Division of Diabetes, Metabolism and Endocrinology, Department of Internal Medicine, Jikei University School of Medicine, Minato-ku, Tokyo, Japan.
Biochem Biophys Res Commun. 2011 Aug 12;411(4):798-803. doi: 10.1016/j.bbrc.2011.07.031. Epub 2011 Jul 20.
Thrombin has been shown to increase expression of chemokines such as monocyte chemoattractant protein 1 (MCP-1) in endothelial cells, leading to the development of atherosclerosis. However, the precise mechanism of this induction remains unknown. In the present study, we investigated whether the small G protein RhoA, and its effector, Rho-kinase are involved in MCP-1 induction by thrombin in endothelial cells. Y-27632, a specific Rho-kinase inhibitor, potently inhibited MCP-1 induction by thrombin. Y-27632 significantly decreased the chemotactic activity of thrombin-stimulated supernatants of endothelial cells on monocytes. Importantly, fasudil, a specific Rho-kinase inhibitor, attenuated MCP-1 gene expression in the aorta of db/db mice.
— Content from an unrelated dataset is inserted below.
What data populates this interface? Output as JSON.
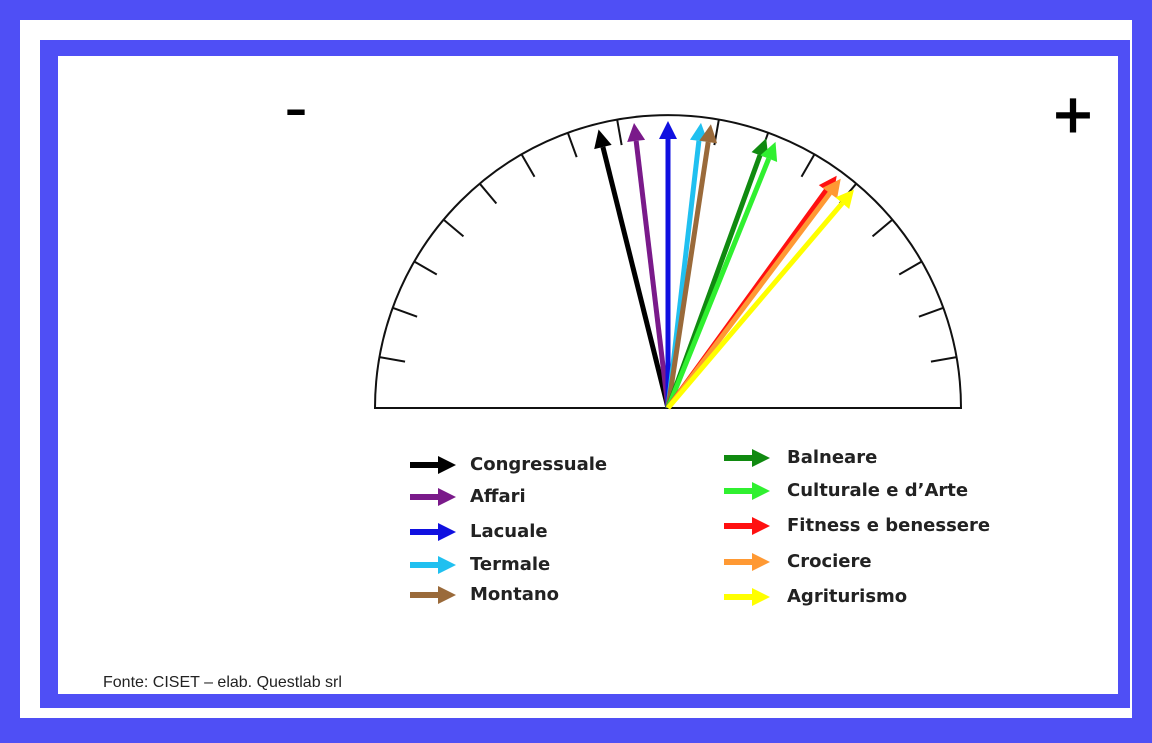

Y-27632 attenuated thrombin-mediated phosphorylation of p38MAPK and p65, indicating that Rho-kinase mediates thrombin-induced MCP-1 expression through p38MAPK and NF-κB activation. Our findings demonstrate that the Rho/Rho-kinase signaling pathway plays a critical role in thrombin-mediated MCP-1 expression and function, and suggest that Rho/Rho-kinase may be an important target in the development of new therapeutic strategies for atherosclerosis.
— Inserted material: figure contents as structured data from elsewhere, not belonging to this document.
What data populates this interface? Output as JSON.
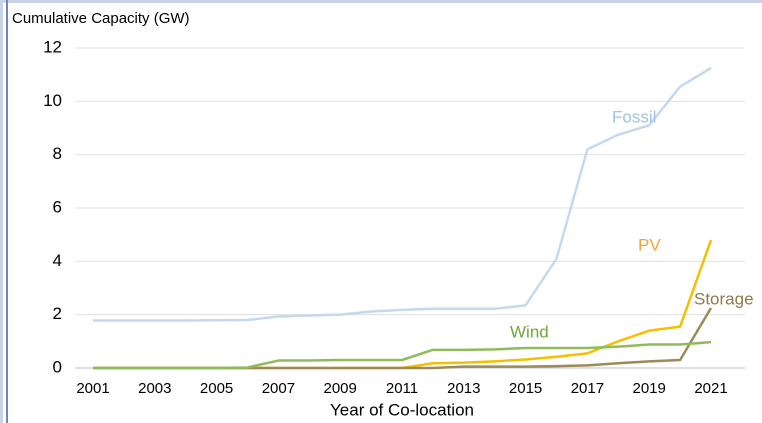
{
  "chart_data": {
    "type": "line",
    "y_label": "Cumulative Capacity (GW)",
    "x_label": "Year of Co-location",
    "x": [
      2001,
      2002,
      2003,
      2004,
      2005,
      2006,
      2007,
      2008,
      2009,
      2010,
      2011,
      2012,
      2013,
      2014,
      2015,
      2016,
      2017,
      2018,
      2019,
      2020,
      2021
    ],
    "xlim": [
      2001,
      2021
    ],
    "xticks": [
      2001,
      2003,
      2005,
      2007,
      2009,
      2011,
      2013,
      2015,
      2017,
      2019,
      2021
    ],
    "ylim": [
      0,
      12
    ],
    "yticks": [
      0,
      2,
      4,
      6,
      8,
      10,
      12
    ],
    "grid": true,
    "series": [
      {
        "name": "Fossil",
        "color": "#c5d9ee",
        "label_color": "#9dc3e6",
        "values": [
          1.78,
          1.78,
          1.78,
          1.78,
          1.79,
          1.8,
          1.93,
          1.97,
          2.0,
          2.12,
          2.18,
          2.22,
          2.22,
          2.22,
          2.35,
          4.1,
          8.2,
          8.75,
          9.1,
          10.55,
          11.25
        ]
      },
      {
        "name": "PV",
        "color": "#f5c000",
        "label_color": "#f4a23a",
        "values": [
          0,
          0,
          0,
          0,
          0,
          0,
          0,
          0,
          0,
          0,
          0,
          0.18,
          0.2,
          0.25,
          0.32,
          0.42,
          0.55,
          1.0,
          1.4,
          1.55,
          4.8
        ]
      },
      {
        "name": "Storage",
        "color": "#9c8a5a",
        "label_color": "#8c7a4a",
        "values": [
          0,
          0,
          0,
          0,
          0,
          0,
          0,
          0,
          0,
          0,
          0,
          0,
          0.05,
          0.05,
          0.05,
          0.07,
          0.1,
          0.18,
          0.25,
          0.3,
          2.25
        ]
      },
      {
        "name": "Wind",
        "color": "#8fbc5a",
        "label_color": "#70a83c",
        "values": [
          0,
          0,
          0,
          0,
          0,
          0.02,
          0.28,
          0.28,
          0.3,
          0.3,
          0.3,
          0.68,
          0.68,
          0.7,
          0.75,
          0.75,
          0.75,
          0.8,
          0.88,
          0.88,
          0.97
        ]
      }
    ]
  }
}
凝血酶已被证明可增加内皮细胞中趋化因子(如单核细胞趋化蛋白 1(MCP-1)的表达,从而导致动脉粥样硬化的发生。然而,这种诱导的确切机制尚不清楚。在本研究中,我们研究了小 G 蛋白 RhoA 及其效应物 Rho 激酶是否参与了凝血酶诱导的内皮细胞中 MCP-1 的诱导。Rho 激酶的特异性抑制剂 Y-27632 可强烈抑制凝血酶诱导的 MCP-1 的诱导。Y-27632 显著降低了凝血酶刺激的内皮细胞上清液对单核细胞的趋化活性。重要的是,Rho 激酶的特异性抑制剂法舒地尔可减轻 db/db 小鼠主动脉中的 MCP-1 基因表达。Y-27632 可减弱凝血酶介导的 p38MAPK 和 p65 的磷酸化,表明 Rho 激酶通过 p38MAPK 和 NF-κB 的激活来介导凝血酶诱导的 MCP-1 表达。我们的研究结果表明,Rho/Rho 激酶信号通路在凝血酶介导的 MCP-1 表达和功能中起着关键作用,并提示 Rho/Rho 激酶可能是动脉粥样硬化新治疗策略发展的重要靶点。